In the end, even Kate Bush’s counsel wasn’t enough to cure my burnout. I resigned my position, sunk costs be damned. My wife and I live under the same roof now, and I’m lucky to be married to someone with stable work and good benefits, since I took a 75 percent pay cut in becoming a freelance writer and adjunct instructor at a nearby university.
Quitting worked for me, but this solution doesn’t scale up very well. So what can we do about mass burnout? Petersen is right that individual solutions—meditation, saying “no” to excessive work demands—may be appealing, but won’t solve the deeper problem.
Because the causes are systemic, the solution to burnout will need to be too. Peterson noted why “many millennials increasingly identify with democratic socialism and are embracing unions: We are beginning to understand what ails us, and it’s not something an oxygen facial or a treadmill desk can fix.” But overthrowing capitalism isn’t a complete solution, either. The things that cause burnout – from overwork and shoddy management to a lack of recognition – would likely persist in socialist systems. Workers burn out in social democracies like Sweden, too.
We can’t just throw cash at the burnout problem, either, like Don Draper does on “Mad Men” when his younger business partner Peggy Olson complains that her tireless work goes unrecognized. “That’s what the money is for!” he bellows.

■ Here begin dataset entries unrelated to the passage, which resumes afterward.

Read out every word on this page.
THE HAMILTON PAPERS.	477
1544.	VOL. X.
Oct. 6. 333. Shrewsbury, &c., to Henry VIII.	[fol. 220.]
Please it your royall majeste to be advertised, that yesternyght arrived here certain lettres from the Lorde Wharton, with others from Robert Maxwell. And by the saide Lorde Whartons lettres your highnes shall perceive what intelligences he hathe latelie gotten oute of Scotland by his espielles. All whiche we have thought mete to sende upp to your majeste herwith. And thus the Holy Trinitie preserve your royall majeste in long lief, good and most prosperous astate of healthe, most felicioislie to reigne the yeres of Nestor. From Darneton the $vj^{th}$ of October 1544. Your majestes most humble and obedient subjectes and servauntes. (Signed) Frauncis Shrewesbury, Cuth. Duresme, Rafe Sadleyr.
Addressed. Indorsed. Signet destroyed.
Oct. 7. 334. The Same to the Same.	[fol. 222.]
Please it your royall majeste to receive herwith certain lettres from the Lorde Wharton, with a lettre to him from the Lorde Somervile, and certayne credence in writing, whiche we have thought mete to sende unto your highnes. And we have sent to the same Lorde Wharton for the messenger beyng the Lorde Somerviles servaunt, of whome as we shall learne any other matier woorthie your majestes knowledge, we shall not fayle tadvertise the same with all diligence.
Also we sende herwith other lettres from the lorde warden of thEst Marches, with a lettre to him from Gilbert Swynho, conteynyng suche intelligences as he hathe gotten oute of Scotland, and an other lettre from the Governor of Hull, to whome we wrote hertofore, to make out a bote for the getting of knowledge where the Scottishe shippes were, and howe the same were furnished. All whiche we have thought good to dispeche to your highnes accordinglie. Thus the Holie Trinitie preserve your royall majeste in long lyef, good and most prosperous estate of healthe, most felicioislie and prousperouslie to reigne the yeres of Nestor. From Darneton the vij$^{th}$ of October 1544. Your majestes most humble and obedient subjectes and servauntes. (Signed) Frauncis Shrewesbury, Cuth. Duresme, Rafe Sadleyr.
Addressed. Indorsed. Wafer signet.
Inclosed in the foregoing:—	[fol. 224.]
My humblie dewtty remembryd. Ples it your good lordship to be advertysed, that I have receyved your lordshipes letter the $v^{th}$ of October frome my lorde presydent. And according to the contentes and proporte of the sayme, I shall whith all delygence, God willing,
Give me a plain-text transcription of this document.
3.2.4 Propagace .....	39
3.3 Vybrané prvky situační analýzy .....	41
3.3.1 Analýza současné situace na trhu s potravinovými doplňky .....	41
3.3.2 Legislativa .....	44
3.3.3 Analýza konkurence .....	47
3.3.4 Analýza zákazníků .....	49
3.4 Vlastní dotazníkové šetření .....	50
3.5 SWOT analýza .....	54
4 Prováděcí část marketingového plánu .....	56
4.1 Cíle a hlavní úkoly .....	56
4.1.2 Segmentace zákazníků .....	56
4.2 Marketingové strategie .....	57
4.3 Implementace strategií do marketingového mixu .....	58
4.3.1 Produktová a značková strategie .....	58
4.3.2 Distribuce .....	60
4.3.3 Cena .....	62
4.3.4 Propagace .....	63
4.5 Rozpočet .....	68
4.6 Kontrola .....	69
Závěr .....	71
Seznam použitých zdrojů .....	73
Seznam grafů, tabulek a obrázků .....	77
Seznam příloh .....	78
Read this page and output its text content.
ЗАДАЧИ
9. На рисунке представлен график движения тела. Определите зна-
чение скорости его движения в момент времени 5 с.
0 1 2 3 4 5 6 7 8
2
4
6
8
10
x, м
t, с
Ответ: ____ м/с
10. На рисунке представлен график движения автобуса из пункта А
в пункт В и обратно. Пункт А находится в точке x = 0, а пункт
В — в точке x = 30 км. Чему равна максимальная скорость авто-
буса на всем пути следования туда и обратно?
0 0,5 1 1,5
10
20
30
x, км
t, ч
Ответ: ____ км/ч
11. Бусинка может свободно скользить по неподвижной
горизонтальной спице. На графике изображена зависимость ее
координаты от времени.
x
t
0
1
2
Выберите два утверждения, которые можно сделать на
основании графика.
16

Of course, workers would benefit from higher wages, but a bigger paycheck won’t keep you from burning out if you’re treated unfairly, or your employer’s values differ from yours, or your boss is a tyrant. Besides, burnout isn’t just a reaction to bad jobs. I had a great job, but there were still problems with my workload and rewards I couldn’t bear over the long term.
And this is where the problem lies: There’s no obvious solution. “Change might come from legislation, or collective action, or continued feminist advocacy, but it’s folly to imagine it will come from companies themselves,” Peterson writes. “Our capacity to burn out and keep working is our greatest value.” But it’s hard to see how Congress could legislate the problem away, especially given that Washington is also keenly interested, for economic reasons, in having as many Americans working as possible—and doing so as efficiently as possible. As for collective action and feminist advocacy, they may help improve employment at the edges, but it’s worth noting that even 9-to-5 workers with generous vacation time can burn out.
It may be impossible to eliminate burnout altogether. As long as we toil, there will be pain. But we can surely ease it. Burnout arises in our organizations, but it’s a product of the unhealthy interpersonal relations we have there. That means it’s not fundamentally an economic or political problem. It’s an ethical one. It stems from the demands we place on others, the recognition we fail to give, the discord between our words and actions. The question can’t just be how I can prevent my burnout; it has to be how I can prevent yours. The answer will entail not just creating better workplaces, but also becoming better people.